The equity release adviser found that 47% of over-55s with mortgages expect monthly repayments to rise by an average £400 a month, which would equate to £4,800 a year.
Key’s research, based on 1,000 people over the age of 55, also suggested that three in 10 (30%) respondents were unsure about what would happen to their monthly payments.
The looming mortgage crunch has left 13% of over-55s worried they will slip into arrears on their mortgage as they head towards their retirement. Recent data from Moneyfacts revealed that the best rates for two-year and three-year fixed rate mortgages are 4.54% and 4.49%, respectively, at a time many over-55s are remortgaging from deals at 2% or even lower.

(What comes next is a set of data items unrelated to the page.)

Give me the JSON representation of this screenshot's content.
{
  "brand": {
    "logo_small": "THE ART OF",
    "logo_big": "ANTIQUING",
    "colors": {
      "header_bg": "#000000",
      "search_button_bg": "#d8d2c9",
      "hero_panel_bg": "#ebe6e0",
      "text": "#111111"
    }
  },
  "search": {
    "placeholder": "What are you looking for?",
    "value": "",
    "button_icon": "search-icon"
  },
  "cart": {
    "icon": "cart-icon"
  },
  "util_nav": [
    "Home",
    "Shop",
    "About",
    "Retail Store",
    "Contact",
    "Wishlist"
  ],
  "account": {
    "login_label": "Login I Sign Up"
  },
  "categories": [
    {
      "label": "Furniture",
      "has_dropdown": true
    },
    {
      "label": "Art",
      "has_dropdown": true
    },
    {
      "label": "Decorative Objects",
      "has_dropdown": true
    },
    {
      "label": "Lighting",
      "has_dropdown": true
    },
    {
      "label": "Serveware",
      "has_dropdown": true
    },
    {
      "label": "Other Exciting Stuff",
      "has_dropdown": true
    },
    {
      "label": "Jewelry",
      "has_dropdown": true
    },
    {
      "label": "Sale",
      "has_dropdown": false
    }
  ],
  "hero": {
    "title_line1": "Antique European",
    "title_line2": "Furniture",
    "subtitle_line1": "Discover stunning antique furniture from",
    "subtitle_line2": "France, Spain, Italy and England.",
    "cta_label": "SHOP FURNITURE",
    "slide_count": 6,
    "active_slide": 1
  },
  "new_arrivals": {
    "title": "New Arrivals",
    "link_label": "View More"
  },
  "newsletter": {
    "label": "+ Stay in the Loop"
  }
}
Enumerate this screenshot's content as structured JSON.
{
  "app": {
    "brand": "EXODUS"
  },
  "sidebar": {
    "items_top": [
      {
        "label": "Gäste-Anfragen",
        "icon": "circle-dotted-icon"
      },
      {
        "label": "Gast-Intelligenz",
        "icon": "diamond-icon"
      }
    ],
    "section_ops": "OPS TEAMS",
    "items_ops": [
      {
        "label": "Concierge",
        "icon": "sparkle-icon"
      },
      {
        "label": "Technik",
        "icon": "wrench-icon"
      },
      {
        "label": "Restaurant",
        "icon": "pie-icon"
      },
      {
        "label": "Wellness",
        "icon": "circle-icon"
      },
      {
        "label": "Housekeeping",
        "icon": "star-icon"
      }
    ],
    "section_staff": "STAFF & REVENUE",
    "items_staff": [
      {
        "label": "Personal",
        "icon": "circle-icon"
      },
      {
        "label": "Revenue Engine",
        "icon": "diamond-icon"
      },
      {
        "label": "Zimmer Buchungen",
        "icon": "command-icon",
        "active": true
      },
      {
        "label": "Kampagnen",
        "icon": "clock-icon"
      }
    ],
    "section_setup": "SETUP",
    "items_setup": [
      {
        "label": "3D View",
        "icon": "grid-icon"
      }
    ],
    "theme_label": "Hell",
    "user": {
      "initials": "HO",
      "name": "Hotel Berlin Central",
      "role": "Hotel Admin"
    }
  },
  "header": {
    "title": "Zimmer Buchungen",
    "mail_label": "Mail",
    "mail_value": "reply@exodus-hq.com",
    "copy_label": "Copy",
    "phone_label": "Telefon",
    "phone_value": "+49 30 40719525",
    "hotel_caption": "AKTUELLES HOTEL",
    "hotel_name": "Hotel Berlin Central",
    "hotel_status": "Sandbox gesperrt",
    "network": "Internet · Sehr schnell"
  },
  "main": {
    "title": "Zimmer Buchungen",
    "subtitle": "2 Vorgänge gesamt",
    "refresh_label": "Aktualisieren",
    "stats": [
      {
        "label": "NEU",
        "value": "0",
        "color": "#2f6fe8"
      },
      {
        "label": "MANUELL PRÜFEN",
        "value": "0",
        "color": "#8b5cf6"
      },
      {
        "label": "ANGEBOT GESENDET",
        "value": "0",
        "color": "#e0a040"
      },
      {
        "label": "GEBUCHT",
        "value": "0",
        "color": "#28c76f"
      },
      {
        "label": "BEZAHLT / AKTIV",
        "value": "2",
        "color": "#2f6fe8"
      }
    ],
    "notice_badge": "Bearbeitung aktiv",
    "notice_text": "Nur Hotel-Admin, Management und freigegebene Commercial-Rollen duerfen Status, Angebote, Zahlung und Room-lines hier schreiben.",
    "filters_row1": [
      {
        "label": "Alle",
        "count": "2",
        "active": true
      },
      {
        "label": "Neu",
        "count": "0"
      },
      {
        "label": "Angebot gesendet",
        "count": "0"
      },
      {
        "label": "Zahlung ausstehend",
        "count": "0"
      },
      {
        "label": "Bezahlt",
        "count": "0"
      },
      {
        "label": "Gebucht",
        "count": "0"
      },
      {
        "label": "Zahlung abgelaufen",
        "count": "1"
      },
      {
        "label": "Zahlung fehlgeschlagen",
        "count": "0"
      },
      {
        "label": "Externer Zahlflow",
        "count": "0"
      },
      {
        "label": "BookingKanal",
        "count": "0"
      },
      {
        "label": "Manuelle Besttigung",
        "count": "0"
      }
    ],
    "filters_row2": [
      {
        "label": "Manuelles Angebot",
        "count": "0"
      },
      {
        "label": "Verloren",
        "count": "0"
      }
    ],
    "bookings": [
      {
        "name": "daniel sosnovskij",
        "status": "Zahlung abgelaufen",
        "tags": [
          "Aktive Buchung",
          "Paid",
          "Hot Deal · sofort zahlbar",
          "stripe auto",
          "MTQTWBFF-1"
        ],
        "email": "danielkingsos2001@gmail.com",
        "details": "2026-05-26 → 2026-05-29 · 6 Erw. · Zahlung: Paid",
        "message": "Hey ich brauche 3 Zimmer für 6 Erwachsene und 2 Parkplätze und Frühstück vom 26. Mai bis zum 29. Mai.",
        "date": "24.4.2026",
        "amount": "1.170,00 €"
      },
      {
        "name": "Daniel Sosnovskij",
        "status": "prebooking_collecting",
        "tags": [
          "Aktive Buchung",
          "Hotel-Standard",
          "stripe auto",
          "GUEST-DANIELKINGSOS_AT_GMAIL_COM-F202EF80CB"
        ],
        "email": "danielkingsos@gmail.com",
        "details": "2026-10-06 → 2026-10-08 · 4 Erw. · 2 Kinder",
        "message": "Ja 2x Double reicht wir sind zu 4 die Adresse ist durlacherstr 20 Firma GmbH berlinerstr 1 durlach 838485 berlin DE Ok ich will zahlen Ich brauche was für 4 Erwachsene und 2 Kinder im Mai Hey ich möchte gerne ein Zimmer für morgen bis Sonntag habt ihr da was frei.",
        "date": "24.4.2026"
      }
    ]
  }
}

“Over-55s homeowners at the end of fixed rate deals are facing substantial increases which will have a major impact on their finances,” said managing director at Key, Chris Bibby.
“Our research shows average increases will be around £400 a month and when homeowners are already spending 20% of their income on mortgage repayments that will make a big difference to budgeting particularly for people who are also trying to prioritise pension savings. For many it will be impossible and something will have to give.”
Key’s research suggested that over-55s are paying an average £700 a month with mortgage repayments accounting for around 20% of their monthly outgoings, highlighting the financial pressure older homeowners are facing amid the cost of living crisis.
Around one in seven (15%), however, said mortgage repayments currently account for 30% or more of their monthly outgoings, while 11% said their monthly repayments total £1,500 or more.
The equity release lender also said its research shows that some over-55s are taking action to limit increases if they can – with one in five having taken advice on reducing their mortgage repayments, and one in four speaking to their current lender.
Bibby added: “The later life lending market is evolving rapidly, so over-55s should seek specialist advice to be able to look at the burgeoning number of product options available. There are options that may not be part of a mainstream lenders portfolio that could provide a better outcome for many.”